Jeni melirik Reza melalui ekor matanya ketika lelaki itu menerima telepon entah dari siapa. Dari wajahnya Jeni dapat melihat bahwa suaminya itu sedang marah. Memilih tidak peduli wanita itu melanjutkan sarapannya yang terlewat.
"Saya ada urusan penting. Kamu bisa pulang sendiri?" Reza menyisir rambutnya seraya berjalan menghampiri Jeni.
"Kemana?"
"Ada hal mendesak dan saya harus segera pergi. Kamu pulang sendiri kalau sudah selesai," Reza mengambil kecupan singkat pada kening istrinya lalu pergi menghilang di balik pintu.
"Emang lebih penting dari gua yang tadi malam baru dibobol gitu. Dasar b******n," Jeni membereskan barangnya lalu pergi keluar kamar dengan hati dongkol.
Ketika melalui area ruangan tadi malam Jeni seketika teringat dengan Rey, temannya yang selalu saja ia tinggalkan itu. Wanita itu mencoba membuka pintu tempat nya dan Rey tadi malam minum. Di dalam ruangan itu cahaya nya sangat minim walaupun sekarang siang hari membuat Jeni harus menajamkan penglihatannya ketika melihat bayang bayang orang bergerak di atas sofa. Apakah itu Rey? Jeni berjalan mendekat memastikan penglihatannya.

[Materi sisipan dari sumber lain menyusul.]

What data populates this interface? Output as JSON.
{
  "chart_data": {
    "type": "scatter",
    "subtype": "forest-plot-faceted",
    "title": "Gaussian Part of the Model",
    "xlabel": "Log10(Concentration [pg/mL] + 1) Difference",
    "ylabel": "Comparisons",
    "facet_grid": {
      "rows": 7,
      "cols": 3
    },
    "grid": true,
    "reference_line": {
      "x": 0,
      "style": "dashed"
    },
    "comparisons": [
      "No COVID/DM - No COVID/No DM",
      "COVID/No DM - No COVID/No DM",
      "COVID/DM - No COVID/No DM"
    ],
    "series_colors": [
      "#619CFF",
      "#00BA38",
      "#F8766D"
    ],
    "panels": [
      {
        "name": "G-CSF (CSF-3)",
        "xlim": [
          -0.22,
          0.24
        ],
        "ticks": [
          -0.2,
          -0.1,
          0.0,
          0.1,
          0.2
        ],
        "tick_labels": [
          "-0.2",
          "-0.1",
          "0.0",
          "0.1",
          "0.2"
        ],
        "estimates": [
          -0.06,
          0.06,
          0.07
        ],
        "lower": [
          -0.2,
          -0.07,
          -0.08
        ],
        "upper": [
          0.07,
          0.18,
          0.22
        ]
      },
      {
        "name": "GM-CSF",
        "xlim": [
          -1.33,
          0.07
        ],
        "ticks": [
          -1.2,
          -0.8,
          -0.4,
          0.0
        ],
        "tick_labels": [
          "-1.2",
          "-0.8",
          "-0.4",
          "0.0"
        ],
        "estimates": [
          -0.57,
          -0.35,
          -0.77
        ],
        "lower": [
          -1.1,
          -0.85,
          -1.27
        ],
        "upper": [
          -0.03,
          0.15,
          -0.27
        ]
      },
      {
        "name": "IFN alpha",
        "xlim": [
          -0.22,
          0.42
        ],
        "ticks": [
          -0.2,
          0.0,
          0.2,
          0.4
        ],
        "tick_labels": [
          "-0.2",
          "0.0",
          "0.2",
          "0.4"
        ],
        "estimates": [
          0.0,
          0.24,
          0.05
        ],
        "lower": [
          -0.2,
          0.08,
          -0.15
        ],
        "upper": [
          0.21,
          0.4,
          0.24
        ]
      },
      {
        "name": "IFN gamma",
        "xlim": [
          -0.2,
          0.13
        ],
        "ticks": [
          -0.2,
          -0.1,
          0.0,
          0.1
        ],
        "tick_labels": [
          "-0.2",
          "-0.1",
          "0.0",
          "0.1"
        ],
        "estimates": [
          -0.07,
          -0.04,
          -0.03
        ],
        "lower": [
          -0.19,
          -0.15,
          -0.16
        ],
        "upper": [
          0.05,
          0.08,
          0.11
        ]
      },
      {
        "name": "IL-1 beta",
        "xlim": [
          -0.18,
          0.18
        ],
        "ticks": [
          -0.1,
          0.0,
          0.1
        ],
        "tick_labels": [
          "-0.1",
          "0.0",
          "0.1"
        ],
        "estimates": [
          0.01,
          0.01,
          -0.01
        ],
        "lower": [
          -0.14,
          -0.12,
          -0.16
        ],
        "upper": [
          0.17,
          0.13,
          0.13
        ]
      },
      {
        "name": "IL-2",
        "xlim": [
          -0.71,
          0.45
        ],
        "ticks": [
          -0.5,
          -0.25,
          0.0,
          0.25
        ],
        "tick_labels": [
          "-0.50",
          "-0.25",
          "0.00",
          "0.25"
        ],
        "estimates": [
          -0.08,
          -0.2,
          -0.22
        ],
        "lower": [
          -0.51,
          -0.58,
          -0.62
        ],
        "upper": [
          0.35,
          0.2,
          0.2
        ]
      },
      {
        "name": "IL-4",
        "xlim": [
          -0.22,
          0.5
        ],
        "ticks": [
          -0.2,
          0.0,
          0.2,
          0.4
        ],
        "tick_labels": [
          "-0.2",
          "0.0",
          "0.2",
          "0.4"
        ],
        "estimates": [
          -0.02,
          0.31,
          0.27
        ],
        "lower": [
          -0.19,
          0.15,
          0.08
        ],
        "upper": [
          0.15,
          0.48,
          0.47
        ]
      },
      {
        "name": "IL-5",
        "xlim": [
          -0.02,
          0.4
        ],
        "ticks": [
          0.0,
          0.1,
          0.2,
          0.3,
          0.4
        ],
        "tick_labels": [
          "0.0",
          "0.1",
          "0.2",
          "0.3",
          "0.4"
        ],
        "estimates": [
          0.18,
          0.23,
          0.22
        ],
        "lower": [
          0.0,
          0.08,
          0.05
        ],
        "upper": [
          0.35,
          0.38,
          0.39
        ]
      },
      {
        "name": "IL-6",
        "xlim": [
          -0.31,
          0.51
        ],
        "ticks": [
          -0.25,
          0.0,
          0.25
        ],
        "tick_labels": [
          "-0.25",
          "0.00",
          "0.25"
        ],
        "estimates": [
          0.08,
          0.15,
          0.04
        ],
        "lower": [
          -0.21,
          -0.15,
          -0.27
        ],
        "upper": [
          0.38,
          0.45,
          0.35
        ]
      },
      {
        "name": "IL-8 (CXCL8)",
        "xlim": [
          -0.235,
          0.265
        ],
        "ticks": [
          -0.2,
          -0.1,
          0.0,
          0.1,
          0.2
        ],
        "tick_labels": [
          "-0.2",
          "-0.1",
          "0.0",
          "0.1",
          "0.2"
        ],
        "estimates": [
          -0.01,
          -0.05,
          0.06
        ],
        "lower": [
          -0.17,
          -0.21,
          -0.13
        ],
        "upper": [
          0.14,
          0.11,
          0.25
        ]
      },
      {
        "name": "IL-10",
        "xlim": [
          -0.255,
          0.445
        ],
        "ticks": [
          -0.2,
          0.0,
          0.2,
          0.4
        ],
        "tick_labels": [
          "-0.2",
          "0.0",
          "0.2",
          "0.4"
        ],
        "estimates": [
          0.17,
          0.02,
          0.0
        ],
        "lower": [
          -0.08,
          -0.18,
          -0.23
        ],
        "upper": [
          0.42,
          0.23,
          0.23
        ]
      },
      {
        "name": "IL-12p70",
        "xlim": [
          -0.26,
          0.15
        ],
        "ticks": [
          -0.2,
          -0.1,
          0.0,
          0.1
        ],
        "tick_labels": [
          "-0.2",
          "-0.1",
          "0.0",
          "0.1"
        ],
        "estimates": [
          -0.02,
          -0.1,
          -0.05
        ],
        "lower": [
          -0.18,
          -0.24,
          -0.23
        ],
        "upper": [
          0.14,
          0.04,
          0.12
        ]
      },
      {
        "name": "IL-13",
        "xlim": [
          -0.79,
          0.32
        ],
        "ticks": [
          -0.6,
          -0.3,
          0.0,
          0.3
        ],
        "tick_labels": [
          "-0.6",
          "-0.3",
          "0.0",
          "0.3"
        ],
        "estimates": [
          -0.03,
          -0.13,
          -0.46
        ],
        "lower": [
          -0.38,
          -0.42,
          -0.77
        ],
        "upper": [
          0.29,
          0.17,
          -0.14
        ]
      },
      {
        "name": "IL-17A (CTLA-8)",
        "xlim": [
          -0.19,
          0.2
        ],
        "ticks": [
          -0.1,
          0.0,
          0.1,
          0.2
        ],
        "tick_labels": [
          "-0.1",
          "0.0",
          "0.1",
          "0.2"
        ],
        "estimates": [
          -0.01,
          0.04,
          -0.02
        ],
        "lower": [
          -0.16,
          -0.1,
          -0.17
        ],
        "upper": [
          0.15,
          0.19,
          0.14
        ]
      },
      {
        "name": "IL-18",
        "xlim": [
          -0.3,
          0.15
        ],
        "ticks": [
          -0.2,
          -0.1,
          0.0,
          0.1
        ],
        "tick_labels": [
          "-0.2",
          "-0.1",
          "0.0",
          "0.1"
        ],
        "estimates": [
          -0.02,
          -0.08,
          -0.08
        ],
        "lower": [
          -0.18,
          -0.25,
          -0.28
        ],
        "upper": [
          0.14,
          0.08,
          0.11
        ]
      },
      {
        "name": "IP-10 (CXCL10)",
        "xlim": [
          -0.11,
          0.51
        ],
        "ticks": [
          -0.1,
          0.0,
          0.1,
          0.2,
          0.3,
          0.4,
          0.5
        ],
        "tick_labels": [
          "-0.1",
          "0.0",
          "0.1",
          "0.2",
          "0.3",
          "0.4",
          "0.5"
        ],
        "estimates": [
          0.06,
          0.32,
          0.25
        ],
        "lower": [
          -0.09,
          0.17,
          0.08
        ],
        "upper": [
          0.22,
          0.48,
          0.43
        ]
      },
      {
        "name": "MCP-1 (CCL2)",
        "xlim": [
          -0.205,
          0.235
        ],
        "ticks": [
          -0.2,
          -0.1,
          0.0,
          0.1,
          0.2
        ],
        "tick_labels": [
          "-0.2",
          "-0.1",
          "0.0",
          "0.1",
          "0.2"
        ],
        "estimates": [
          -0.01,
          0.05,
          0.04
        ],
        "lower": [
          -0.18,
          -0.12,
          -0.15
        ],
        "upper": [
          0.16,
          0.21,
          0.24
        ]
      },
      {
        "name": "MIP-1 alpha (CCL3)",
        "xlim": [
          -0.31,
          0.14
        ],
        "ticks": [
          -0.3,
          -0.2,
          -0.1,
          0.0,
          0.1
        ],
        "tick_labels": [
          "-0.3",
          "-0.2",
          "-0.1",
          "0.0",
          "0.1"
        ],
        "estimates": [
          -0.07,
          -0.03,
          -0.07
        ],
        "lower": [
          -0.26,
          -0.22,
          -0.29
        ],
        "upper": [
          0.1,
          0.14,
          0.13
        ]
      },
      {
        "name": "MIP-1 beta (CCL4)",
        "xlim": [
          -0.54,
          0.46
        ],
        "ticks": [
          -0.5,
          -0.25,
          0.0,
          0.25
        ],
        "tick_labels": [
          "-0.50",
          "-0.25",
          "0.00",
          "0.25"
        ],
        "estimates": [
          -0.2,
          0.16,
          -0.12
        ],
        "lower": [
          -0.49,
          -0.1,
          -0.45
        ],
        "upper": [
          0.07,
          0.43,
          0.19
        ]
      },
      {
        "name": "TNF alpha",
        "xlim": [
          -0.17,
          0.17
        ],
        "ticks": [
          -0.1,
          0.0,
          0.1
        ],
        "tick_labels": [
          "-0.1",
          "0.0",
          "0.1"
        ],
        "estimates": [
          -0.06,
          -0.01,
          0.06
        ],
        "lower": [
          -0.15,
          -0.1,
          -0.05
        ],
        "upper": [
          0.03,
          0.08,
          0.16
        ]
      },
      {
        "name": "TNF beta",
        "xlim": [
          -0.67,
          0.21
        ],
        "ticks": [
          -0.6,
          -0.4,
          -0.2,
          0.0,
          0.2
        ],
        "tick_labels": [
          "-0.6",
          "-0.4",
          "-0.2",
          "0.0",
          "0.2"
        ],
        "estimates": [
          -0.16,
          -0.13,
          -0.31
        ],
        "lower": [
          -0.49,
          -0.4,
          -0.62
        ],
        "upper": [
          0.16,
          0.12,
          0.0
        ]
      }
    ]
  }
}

Langkahnya mundur selangkah ketika melihat Rey yang sedang tertidur pulas dengan seorang wanita yang berada di atas tubuhnya tanpa menggunakan sehelai benang pun. Jujur ia syok melihatnya. Yang ia tahu Rey memang nakal tapi nakalnya cowok itu tidak sampai sembarangan mencelupkan miliknya ke jalang murahan.
Tidak ingin ikut campur dan juga tubuhnya masih lelah minta diistirahatkan Jeni berbalik pergi meninggalkan dua insan yang tertidur dengan posisi masih bersenggama. Ia ingin cepat cepat sampai rumah dan tidur sepuasnya karena tadi malam mereka baru tidur sekitar pukul setengah empat pagi. Reza benar benar menyeramkan ketika di atas ranjang. Mengingatnya membuat Jeni bergidik ngeri saat lelaki itu bergerak dengan bruntal di atas nya.
Bunyi rem mobil yang di diinjak secara tiba tiba itu menggema di parkiran sepi apartemen elit. Seorang lelaki keluar dengan tergesa gesa sambil terus mencoba menelpon asistennya.
"Bos," sapa dimas saat Reza ingin masuk ke dalam lift.
"Bagaimana bisa?" Tanya Reza tak percaya sambil menyandarkan tubuhnya pada dinding lift.
"Kemungkinan dari sandi apartemen yang tidak anda ganti," Dimas menatap bos nya iba.
"Sejak kapan?"
"Dua hari yang lalu."
"Dua hari yang lalu?" Tanya Reza terkejut.
"Saya baru semalam balik dari sana. Gimana bisa?" Reza berjalan menuju unit apartemen nya dengan langkah cepat.
"Memang. Tapi baru tadi malam dia tidur di sana."